Oxford University Press, 2022, 352 pp.

Only a few decades ago, some observers saw “the end of history” in the triumph of Western liberalism and the collapse of the Soviet Union. Today, however, the clash of ideologies has returned with a vengeance. In this deeply probing study, Gat explains why ideology is a necessary and deeply fraught feature of the human condition. Philosophers and scientists have long argued that humans cannot fully grasp objective reality. Ideology helps people understand the world, providing a frame inside which the mind can produce a picture of reality.
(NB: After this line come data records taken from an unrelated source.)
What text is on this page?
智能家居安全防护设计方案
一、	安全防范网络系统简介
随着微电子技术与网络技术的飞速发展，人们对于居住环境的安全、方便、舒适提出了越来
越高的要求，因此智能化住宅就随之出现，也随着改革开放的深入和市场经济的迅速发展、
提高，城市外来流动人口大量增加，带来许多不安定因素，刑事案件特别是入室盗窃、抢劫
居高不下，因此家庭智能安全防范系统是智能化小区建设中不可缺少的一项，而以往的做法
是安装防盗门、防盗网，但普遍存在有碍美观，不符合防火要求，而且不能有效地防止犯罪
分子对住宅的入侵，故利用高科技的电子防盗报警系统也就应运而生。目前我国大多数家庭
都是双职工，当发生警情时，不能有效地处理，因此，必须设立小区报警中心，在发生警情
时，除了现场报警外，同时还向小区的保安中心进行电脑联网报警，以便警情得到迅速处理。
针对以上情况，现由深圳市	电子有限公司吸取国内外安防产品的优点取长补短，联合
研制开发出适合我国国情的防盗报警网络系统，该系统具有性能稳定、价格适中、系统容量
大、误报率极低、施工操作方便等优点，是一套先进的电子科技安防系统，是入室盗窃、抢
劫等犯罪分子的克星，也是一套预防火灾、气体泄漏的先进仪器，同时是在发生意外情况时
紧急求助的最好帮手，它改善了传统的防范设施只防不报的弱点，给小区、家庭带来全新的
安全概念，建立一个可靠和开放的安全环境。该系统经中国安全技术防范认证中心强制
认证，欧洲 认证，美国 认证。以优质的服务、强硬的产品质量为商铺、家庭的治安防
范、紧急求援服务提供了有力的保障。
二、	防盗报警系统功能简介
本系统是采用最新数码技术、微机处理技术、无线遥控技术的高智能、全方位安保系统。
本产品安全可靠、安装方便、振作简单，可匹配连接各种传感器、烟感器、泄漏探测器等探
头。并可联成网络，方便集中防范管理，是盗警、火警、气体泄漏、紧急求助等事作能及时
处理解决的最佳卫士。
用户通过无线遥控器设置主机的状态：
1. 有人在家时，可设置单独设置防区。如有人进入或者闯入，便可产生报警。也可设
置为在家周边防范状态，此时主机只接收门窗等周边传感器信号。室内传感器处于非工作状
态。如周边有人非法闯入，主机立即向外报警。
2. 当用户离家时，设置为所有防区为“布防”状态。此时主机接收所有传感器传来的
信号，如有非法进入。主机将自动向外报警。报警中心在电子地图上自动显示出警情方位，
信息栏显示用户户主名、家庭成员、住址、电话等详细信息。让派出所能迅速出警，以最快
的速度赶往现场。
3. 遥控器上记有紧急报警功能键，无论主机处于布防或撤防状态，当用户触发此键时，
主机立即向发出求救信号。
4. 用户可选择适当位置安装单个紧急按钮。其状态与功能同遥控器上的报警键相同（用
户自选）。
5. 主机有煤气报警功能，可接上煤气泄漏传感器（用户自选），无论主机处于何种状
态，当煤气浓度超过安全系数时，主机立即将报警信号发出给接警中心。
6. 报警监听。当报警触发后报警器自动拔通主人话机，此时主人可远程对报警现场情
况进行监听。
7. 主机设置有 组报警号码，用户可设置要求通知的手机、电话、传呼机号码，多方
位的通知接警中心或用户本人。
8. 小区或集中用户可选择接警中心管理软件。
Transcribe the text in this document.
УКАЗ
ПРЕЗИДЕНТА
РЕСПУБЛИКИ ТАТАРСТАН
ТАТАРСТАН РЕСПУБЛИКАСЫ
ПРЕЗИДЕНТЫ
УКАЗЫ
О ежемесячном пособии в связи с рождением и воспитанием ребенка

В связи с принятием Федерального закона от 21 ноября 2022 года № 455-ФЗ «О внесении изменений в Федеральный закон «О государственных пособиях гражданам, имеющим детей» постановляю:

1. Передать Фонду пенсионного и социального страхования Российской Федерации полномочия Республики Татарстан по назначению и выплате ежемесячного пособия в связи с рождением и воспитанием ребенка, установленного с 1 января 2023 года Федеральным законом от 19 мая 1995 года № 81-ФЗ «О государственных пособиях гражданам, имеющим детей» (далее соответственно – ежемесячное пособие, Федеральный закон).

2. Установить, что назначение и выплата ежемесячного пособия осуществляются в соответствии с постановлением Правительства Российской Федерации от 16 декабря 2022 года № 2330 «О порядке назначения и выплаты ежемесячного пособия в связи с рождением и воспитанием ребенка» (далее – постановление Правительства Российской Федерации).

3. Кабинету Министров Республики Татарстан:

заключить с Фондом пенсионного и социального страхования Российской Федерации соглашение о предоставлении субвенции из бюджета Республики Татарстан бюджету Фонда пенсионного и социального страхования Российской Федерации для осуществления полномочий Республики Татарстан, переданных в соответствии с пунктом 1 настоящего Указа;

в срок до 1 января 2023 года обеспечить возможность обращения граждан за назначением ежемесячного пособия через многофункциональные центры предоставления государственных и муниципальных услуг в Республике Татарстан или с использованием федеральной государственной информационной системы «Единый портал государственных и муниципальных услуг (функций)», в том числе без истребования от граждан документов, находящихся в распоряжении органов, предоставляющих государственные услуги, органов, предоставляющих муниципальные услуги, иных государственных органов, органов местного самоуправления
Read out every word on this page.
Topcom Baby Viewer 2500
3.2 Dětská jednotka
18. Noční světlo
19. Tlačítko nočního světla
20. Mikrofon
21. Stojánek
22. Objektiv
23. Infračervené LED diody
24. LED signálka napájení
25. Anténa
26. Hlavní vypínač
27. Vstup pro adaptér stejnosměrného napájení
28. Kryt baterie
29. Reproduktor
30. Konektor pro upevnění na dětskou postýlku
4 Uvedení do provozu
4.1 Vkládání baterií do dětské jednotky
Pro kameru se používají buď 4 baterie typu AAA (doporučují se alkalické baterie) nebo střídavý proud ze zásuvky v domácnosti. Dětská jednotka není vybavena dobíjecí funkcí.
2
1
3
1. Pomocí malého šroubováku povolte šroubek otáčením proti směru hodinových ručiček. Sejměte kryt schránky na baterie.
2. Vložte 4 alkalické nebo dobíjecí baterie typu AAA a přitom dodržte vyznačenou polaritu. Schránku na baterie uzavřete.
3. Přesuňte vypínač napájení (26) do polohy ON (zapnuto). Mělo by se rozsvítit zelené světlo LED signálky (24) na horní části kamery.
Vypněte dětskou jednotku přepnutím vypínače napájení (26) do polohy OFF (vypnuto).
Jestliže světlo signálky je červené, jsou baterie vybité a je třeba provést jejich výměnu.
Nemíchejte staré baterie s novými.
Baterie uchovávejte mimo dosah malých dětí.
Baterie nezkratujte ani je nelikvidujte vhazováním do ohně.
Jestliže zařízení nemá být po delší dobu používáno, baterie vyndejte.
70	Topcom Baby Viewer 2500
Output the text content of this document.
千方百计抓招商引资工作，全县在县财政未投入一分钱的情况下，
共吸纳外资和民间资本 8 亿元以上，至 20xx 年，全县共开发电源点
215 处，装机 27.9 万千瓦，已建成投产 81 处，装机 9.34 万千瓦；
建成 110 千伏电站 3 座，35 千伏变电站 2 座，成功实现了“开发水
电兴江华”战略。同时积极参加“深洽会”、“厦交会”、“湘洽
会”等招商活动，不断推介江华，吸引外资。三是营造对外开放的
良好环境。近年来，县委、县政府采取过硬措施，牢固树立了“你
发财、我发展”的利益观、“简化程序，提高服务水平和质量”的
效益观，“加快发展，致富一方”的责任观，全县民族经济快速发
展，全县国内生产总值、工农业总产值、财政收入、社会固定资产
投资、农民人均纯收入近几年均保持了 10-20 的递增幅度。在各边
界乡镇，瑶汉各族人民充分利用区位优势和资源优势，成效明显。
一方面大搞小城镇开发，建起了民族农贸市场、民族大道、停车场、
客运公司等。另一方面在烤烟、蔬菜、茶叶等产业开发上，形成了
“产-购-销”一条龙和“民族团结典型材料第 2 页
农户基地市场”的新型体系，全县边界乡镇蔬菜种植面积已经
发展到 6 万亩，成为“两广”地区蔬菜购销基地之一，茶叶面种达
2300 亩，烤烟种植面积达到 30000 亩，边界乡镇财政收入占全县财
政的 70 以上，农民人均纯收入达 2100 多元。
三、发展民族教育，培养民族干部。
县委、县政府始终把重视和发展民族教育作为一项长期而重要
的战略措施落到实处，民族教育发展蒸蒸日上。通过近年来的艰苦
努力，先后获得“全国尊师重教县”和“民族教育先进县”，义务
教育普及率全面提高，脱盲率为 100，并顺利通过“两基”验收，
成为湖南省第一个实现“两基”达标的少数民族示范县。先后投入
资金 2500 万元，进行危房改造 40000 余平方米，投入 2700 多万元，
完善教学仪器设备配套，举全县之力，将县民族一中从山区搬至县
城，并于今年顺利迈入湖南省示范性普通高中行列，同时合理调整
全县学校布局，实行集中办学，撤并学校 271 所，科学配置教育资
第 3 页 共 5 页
Gat reaches back to the ancient past but dwells mostly on the “secular religions”—liberalism, socialism, and fascism—that came to the fore with the rise of industrial modernity. These ideologies sought to help people come to grips with a fast-changing world and offered them a blueprint for dealing with the opportunities and miseries of modernity. The abiding appeal of ideologies rests in how they present a grand narrative of where the world is going. Like the classical religions, they grant a glimpse of salvation. But, Gat warns, ideology is a double-edged sword: it is a necessary tool to navigate the uncertainties and complexities of modern life, but it can easily become a dangerous “fixation” and a tool of political warfare.